The Nuggets had a host of players hovering anywhere between "above average" and "elite." Point guard Ty Lawson is a borderline All-Star, and Kenneth Faried makes perfect use of the Nuggets' high-octane pace to produce points and rebounds. Before his injury, Gallinari had developed into a quality starter. And if one player struggled, the Nuggets went two- (and sometimes three-) deep at nearly every position.
But the system was always precarious. There's a reason most NBA teams look to add elite players, and those teams fortunate enough to have elite players seldom stray from their rigid rotations. It's nearly impossible to maintain such a large rotation over the years, especially in the free agency era. Players gripe over minutes and stats.
Last season's team was fortunate enough to not only have a coach with Karl's dynamic personality and Hall of Fame resume, but a player in Andre Iguodala with that rare ability to change the tenor of any game without needing to dominate the ball. Without Iguodala and Karl to keep things together, both on and off the court, the cracks in Denver's clubhouse began to show immediately under first-year coach Brian Shaw.
Veteran point guard Andre Miller feuded with the coach early in the season, which led to him being suspended and ultimately traded. And Shaw tore into his players in a breathtaking postgame rant in January, questioning their commitment and expressing a desire to cut their pay, per B/R's Sim Risso.
As Risso notes, the coach had little to do except cut minutes:
The ultimate solution, which Shaw finally alluded to, is to take away playing time from those who don't put forth effort. As much as he'd probably like to dock the players' pay, it's not within his power to do so. The one currency he does have, however, is minutes...
But that strategy can eventually lead to even more resentment. These are not end-of-the-bench scrubs, just happy to be hanging on in the NBA. These players expect to play. There is nothing more toxic in the modern NBA than a bunch of players who believe they aren't getting their proper minutes.
The Nuggets already have more decent players than they know what to do with. Consider the case of promising 23-year-old small forward Jordan Hamilton. He was traded from the dead-in-the-water Nuggets to a Houston Rockets team competing for home-court advantage in the playoffs. And Houston is actually playing him more minutes per game (18.4) than he got in Denver (17.2).
What will happen next season if the team adds more players and continues to struggle? They will be getting a first-round pick—either theirs or New York's—next season: How do they work him into to an already overcrowded rotation? Shooting guard Evan Fournier has shown some promise; how will he get minutes once Robinson and Gallinari come back?
Now that the Denver Nuggets have seemingly peaked, they run a real risk of becoming a rich-man, Western Conference version of the Milwaukee Bucks.

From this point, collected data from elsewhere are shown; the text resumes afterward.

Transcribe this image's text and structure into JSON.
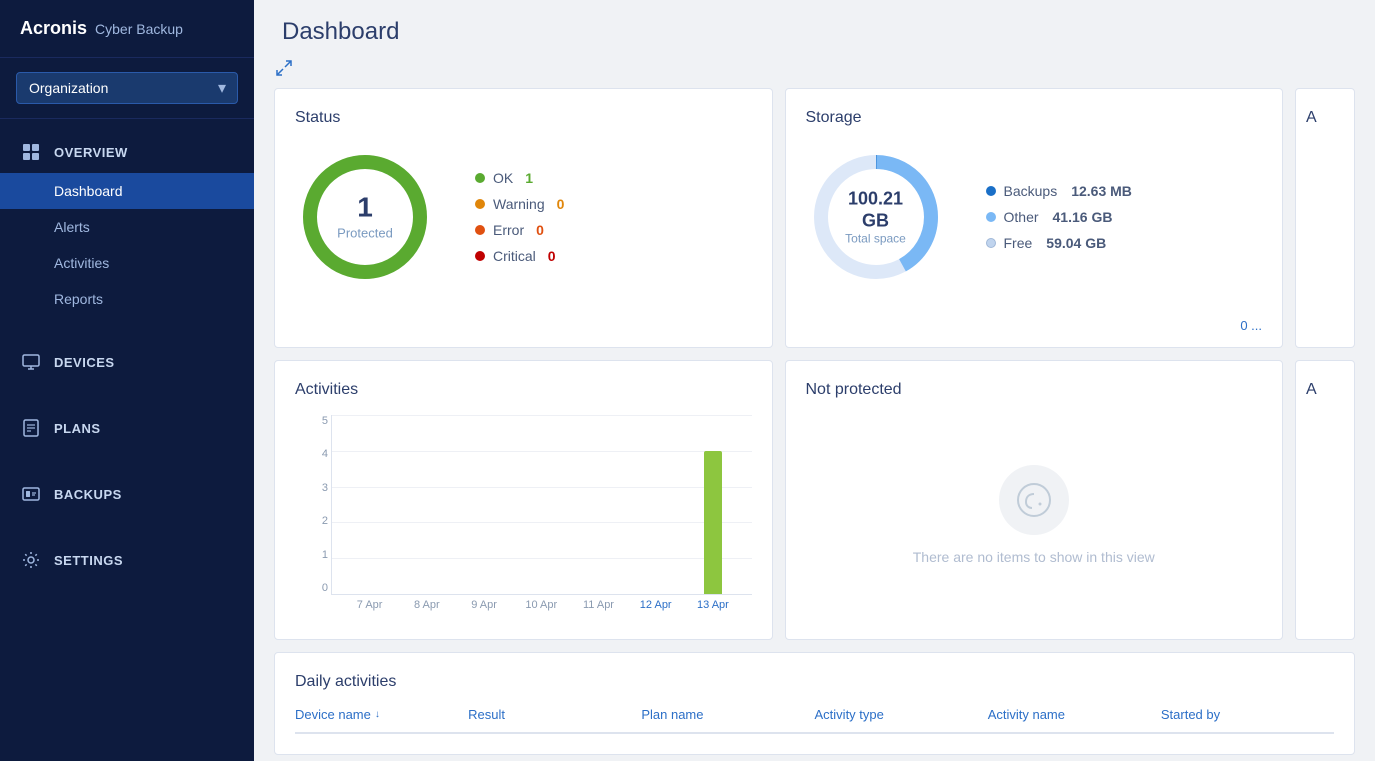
{
  "app": {
    "brand": "Acronis",
    "product": "Cyber Backup"
  },
  "org_selector": {
    "value": "Organization",
    "options": [
      "Organization"
    ]
  },
  "sidebar": {
    "nav_groups": [
      {
        "id": "overview",
        "label": "OVERVIEW",
        "icon": "grid-icon",
        "items": [
          {
            "id": "dashboard",
            "label": "Dashboard",
            "active": true
          },
          {
            "id": "alerts",
            "label": "Alerts",
            "active": false
          },
          {
            "id": "activities",
            "label": "Activities",
            "active": false
          },
          {
            "id": "reports",
            "label": "Reports",
            "active": false
          }
        ]
      },
      {
        "id": "devices",
        "label": "DEVICES",
        "icon": "monitor-icon",
        "items": []
      },
      {
        "id": "plans",
        "label": "PLANS",
        "icon": "plans-icon",
        "items": []
      },
      {
        "id": "backups",
        "label": "BACKUPS",
        "icon": "backups-icon",
        "items": []
      },
      {
        "id": "settings",
        "label": "SETTINGS",
        "icon": "gear-icon",
        "items": []
      }
    ]
  },
  "main": {
    "title": "Dashboard"
  },
  "status_card": {
    "title": "Status",
    "count": "1",
    "label": "Protected",
    "legend": [
      {
        "id": "ok",
        "label": "OK",
        "value": "1",
        "color": "#5aaa30"
      },
      {
        "id": "warning",
        "label": "Warning",
        "value": "0",
        "color": "#e0860a"
      },
      {
        "id": "error",
        "label": "Error",
        "value": "0",
        "color": "#e05010"
      },
      {
        "id": "critical",
        "label": "Critical",
        "value": "0",
        "color": "#c00000"
      }
    ],
    "donut_color": "#5aaa30",
    "donut_bg": "#e8f5e0"
  },
  "storage_card": {
    "title": "Storage",
    "total": "100.21 GB",
    "sublabel": "Total space",
    "legend": [
      {
        "id": "backups",
        "label": "Backups",
        "value": "12.63 MB",
        "color": "#1a6fc7"
      },
      {
        "id": "other",
        "label": "Other",
        "value": "41.16 GB",
        "color": "#7ab8f5"
      },
      {
        "id": "free",
        "label": "Free",
        "value": "59.04 GB",
        "color": "#dde8f8"
      }
    ],
    "link": "0 ..."
  },
  "activities_card": {
    "title": "Activities",
    "y_labels": [
      "5",
      "4",
      "3",
      "2",
      "1",
      "0"
    ],
    "bars": [
      {
        "date": "7 Apr",
        "value": 0,
        "max": 5
      },
      {
        "date": "8 Apr",
        "value": 0,
        "max": 5
      },
      {
        "date": "9 Apr",
        "value": 0,
        "max": 5
      },
      {
        "date": "10 Apr",
        "value": 0,
        "max": 5
      },
      {
        "date": "11 Apr",
        "value": 0,
        "max": 5
      },
      {
        "date": "12 Apr",
        "value": 0,
        "max": 5,
        "highlight": true
      },
      {
        "date": "13 Apr",
        "value": 4,
        "max": 5,
        "highlight": true
      }
    ]
  },
  "not_protected_card": {
    "title": "Not protected",
    "empty_message": "There are no items to show in this view"
  },
  "daily_activities": {
    "title": "Daily activities",
    "columns": [
      {
        "id": "device_name",
        "label": "Device name",
        "sortable": true
      },
      {
        "id": "result",
        "label": "Result",
        "sortable": false
      },
      {
        "id": "plan_name",
        "label": "Plan name",
        "sortable": false
      },
      {
        "id": "activity_type",
        "label": "Activity type",
        "sortable": false
      },
      {
        "id": "activity_name",
        "label": "Activity name",
        "sortable": false
      },
      {
        "id": "started_by",
        "label": "Started by",
        "sortable": false
      }
    ]
  },
  "partial_card": {
    "title": "A"
  }
}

Like Denver, the Bucks rode a series of good-but-not-great rosters to decent regular-season results and first-round exits. But they continued to pile on mediocre veterans until suffering an abject collapse this season. Yes, the Nuggets' roster is much more talented than those old Bucks' rosters; then again, the West is much more talented than the East.
If all of their injured players return to form, the Nuggets might compete for a playoff spot next year; but they won't last long. They are merely treading water...and in the NBA, that is a very dangerous place to be.
*Unless otherwise noted, all statistics courtesy of Basketball-Reference.